MORALINA FUNK

MORALINA FUNK

Este artigo saiu na Revista Cult no final do ano passado. Acho que é feminista, crítico e atual.

A nova moral da contemporânea Indústria Cultural da Pornografia

A afirmação adorniana de que após Auschwitz toda cultura é lixo não perde sua atualidade. Se de um lado, a frase implica que a cultura não vale mais nada, de outro quer dizer que “lixo” é a melhor categoria explicativa da cultura enquanto “aquilo que se rejeita”. Mas vem significar também que cultura é a experiência do que sobra para os indivíduos levando em conta as condições socio-econômicas e políticas marcada pela divisão de classes, de trabalho, de sexos, da própria educação dirigida de maneira diferente a pobres e ricos.

A partir da elevação do lixo à categoria de análise, podemos com tranquilidade ecológica (aquela que faz a separação dos descartáveis por categorias) partir para uma brevíssima investigação do que que se há de nomear como “moralina funk”, a performance corporal-sonora  que se apresenta como o ópio do povo de nosso tempo. Muito já se escreveu sobre o fenômeno que merece atenção filosófica urgente desde que tornou-se a “cultura” que resta para uma grande camada da população de classes menos favorecidas econômica e politicamente. Muitos afirmam que “o funk carioca também é cultura”, mas pouco comentam sobre seu sentido enquanto capital cultural justamente porque seu único capital implica uma contradição: pobreza material e espiritual. Ou seja, capital nenhum. Na ausência deste capital sobressai o que resta aos marginalizados. Eles descobriram o valor daquilo mesmo que lhes resta. Eis o capital sexual.

A performance da moralina funk depende deste capital sexual. Explorado ele é a única mercadoria da consciência e do corpo coisificado. Seu paradoxo é parecer libertário quando, na verdade, é a nova moral.

Pornografia moralizante

Produto dos mais interessantes da sempre moralizante Indústria Cultural da Pornografia, a esperteza do funk carioca é transformar em regra aquilo que foi, de modo irretocável, chamado por seus adeptos pela categoria do “proibidão”. A versão da coisa que não é para todo mundo. A fórmula do funk é tão imbatível quanto a lei do estupro das histórias do Marquês de Sade. É o barulho como poder, ou melhor, violência. Nenhum ouvido escapa da moralina funk na forma de disfarçadas ladainhas em que as mesmas velhas “verdades” sexistas expoem-se, como não poderia deixar de ser, pornograficamente. Mandamento sagrado da performance é que ninguém ouse imputar marasmo ao tão cultuado quanto profanado Deus Sexo.
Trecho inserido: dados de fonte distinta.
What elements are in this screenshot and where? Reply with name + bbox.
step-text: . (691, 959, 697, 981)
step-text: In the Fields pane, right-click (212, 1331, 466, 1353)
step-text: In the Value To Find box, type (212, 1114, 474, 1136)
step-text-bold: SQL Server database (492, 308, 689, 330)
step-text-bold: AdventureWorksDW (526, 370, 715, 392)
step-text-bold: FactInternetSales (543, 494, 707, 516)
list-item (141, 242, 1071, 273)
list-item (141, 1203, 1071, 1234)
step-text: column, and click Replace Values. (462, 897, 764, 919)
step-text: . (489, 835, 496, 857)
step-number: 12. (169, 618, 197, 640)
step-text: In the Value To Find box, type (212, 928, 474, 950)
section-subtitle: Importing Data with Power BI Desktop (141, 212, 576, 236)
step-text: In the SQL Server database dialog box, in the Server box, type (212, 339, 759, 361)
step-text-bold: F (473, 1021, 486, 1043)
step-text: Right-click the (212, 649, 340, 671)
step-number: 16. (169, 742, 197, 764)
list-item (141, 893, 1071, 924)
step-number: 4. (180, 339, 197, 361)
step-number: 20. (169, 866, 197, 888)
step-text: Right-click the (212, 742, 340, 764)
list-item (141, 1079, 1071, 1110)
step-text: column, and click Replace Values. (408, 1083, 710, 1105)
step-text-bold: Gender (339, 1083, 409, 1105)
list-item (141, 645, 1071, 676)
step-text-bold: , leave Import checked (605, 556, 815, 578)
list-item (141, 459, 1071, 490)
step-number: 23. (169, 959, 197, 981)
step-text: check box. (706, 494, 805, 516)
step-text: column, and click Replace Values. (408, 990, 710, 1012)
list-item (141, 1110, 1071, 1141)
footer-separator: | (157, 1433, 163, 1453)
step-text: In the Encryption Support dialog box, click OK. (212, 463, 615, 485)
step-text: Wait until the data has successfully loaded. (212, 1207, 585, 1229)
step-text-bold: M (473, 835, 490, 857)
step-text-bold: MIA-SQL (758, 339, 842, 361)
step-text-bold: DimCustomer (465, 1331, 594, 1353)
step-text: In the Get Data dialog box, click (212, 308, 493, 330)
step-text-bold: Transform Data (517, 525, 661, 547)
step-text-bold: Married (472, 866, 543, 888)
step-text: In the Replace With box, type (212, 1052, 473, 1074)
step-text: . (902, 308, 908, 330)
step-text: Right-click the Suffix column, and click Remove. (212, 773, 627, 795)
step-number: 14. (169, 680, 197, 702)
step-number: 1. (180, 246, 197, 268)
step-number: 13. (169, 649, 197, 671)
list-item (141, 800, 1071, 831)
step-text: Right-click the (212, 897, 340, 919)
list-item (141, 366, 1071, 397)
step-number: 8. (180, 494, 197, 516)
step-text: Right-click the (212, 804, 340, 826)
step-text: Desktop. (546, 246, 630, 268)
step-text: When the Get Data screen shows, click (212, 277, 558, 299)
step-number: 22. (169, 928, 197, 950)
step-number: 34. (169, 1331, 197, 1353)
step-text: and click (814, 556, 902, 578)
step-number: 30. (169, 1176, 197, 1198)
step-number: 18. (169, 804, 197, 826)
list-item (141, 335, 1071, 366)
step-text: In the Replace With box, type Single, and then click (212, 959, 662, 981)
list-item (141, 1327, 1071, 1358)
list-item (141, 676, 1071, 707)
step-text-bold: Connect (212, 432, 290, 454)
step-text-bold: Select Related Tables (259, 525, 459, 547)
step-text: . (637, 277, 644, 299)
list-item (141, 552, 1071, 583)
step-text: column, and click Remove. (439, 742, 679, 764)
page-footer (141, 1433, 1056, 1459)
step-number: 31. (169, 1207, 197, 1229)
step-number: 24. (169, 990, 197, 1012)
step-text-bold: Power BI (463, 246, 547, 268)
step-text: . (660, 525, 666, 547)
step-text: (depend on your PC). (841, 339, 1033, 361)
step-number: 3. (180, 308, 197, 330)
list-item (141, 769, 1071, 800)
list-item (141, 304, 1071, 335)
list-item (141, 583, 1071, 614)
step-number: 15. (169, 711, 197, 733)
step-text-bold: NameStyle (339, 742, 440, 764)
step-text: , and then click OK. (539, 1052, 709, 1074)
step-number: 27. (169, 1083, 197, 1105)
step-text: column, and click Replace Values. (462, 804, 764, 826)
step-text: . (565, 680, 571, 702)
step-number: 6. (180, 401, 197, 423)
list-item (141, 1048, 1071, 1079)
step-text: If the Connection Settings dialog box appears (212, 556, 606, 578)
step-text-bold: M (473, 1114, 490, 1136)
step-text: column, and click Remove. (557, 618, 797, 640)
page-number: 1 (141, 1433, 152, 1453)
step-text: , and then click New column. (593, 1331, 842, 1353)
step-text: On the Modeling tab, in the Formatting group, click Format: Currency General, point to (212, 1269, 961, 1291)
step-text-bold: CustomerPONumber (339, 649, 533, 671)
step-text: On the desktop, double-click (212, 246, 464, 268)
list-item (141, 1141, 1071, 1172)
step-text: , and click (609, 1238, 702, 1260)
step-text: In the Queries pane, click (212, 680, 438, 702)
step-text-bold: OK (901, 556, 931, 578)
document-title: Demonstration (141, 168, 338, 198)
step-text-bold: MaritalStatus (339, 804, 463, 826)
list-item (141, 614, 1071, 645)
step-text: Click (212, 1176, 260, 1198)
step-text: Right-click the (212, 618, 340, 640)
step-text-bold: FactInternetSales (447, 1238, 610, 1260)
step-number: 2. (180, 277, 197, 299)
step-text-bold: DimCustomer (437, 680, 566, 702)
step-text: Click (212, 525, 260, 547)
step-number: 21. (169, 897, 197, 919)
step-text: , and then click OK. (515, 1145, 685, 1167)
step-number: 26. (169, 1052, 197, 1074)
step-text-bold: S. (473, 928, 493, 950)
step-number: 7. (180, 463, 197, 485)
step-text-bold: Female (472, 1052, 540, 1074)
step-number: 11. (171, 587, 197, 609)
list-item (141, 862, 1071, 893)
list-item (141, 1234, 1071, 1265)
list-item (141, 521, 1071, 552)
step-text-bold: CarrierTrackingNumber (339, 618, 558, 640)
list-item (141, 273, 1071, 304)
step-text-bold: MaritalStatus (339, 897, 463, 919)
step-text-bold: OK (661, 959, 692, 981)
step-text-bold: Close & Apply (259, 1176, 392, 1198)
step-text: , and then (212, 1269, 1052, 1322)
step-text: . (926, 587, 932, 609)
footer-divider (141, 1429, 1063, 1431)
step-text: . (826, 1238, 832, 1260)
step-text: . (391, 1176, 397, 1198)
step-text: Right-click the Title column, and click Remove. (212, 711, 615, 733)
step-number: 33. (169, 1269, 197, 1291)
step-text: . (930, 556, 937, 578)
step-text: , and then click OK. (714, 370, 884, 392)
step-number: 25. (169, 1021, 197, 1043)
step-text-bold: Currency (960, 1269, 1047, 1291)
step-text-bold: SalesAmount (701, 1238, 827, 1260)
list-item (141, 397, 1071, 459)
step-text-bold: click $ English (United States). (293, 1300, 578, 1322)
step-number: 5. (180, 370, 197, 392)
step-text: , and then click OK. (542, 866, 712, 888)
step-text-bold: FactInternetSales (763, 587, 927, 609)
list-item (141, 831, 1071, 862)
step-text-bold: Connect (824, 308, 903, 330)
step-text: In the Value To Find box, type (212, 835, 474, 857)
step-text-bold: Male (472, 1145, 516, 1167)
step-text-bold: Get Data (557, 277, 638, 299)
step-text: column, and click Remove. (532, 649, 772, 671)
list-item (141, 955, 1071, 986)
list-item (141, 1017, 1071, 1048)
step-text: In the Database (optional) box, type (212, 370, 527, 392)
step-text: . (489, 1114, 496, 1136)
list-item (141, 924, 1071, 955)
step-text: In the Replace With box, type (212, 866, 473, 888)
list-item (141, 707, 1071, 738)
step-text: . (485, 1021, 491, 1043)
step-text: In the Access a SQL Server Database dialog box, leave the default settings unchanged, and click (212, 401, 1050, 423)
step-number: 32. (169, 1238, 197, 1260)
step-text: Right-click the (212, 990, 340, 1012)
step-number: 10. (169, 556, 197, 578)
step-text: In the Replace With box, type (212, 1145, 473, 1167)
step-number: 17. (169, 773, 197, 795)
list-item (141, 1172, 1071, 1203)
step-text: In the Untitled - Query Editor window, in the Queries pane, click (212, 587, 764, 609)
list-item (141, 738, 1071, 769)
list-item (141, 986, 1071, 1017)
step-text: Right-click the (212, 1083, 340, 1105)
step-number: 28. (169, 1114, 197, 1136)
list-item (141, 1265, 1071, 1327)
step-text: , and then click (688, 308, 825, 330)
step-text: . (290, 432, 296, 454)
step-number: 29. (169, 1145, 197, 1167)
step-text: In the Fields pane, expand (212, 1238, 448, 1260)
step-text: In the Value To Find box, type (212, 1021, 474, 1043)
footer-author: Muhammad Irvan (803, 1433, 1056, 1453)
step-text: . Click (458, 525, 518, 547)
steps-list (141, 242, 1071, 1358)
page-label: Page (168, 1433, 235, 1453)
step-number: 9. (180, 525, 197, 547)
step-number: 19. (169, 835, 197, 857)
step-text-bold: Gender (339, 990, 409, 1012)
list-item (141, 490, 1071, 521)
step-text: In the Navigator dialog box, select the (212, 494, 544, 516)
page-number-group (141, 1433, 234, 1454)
Não existe uso autorizado da pornografia, pois a regra de sua moral é a clandestinidade. Daí a função do proibidão na economia política do funk. A história da pornografia oscila entre ser o outro lado da lei e ser apenas outra lei. Foi isso o que fez seu sucesso político em sociedades autoritárias contra o princípio publicitário que lhe deu origem. É o que está dado em sua letra: porno (prostituta) e grafia (escrita) define, na origem, a mulher que pode ser vendida. E que, para ser vendida, precisa ser exposta. A pornografia é, assim, uma espécie de exposição gráfica da mercadoria humana. Não é errado dizer que a lógica que transforma tudo em mercadoria tem em seu cerne na “prostitutabilidade” de todas as coisas. Nada mais simples de entender em um mundo de pessoas confundidas com coisas.

Que a pornografia esteja ao alcance dos olhos, dos ouvidos, de todos os sentidos, exposta em todos os lugares, significa apenas que a regra do ocultamento foi transgredida. Mas implica também sua efetivação como publicidade universal. Isso explica porque ela não choca mais. Na performance do funk carioca ela é altamente aceita em escala social. Seja pela pulsão, seja pela acomodação, se o imoral torna-se suportável é porque ele tomou o lugar da moral. É a nova moral.

A pornografia de nossos dias é tão bárbara quanto a romana pornocracia com a diferença que não temos mais nada que se possa chamar de política em um mundo comandado por regras meramente econômicas. Daí que todo funkeiro ou seu empresário saibam que o seu negócio é bom pra todo mundo.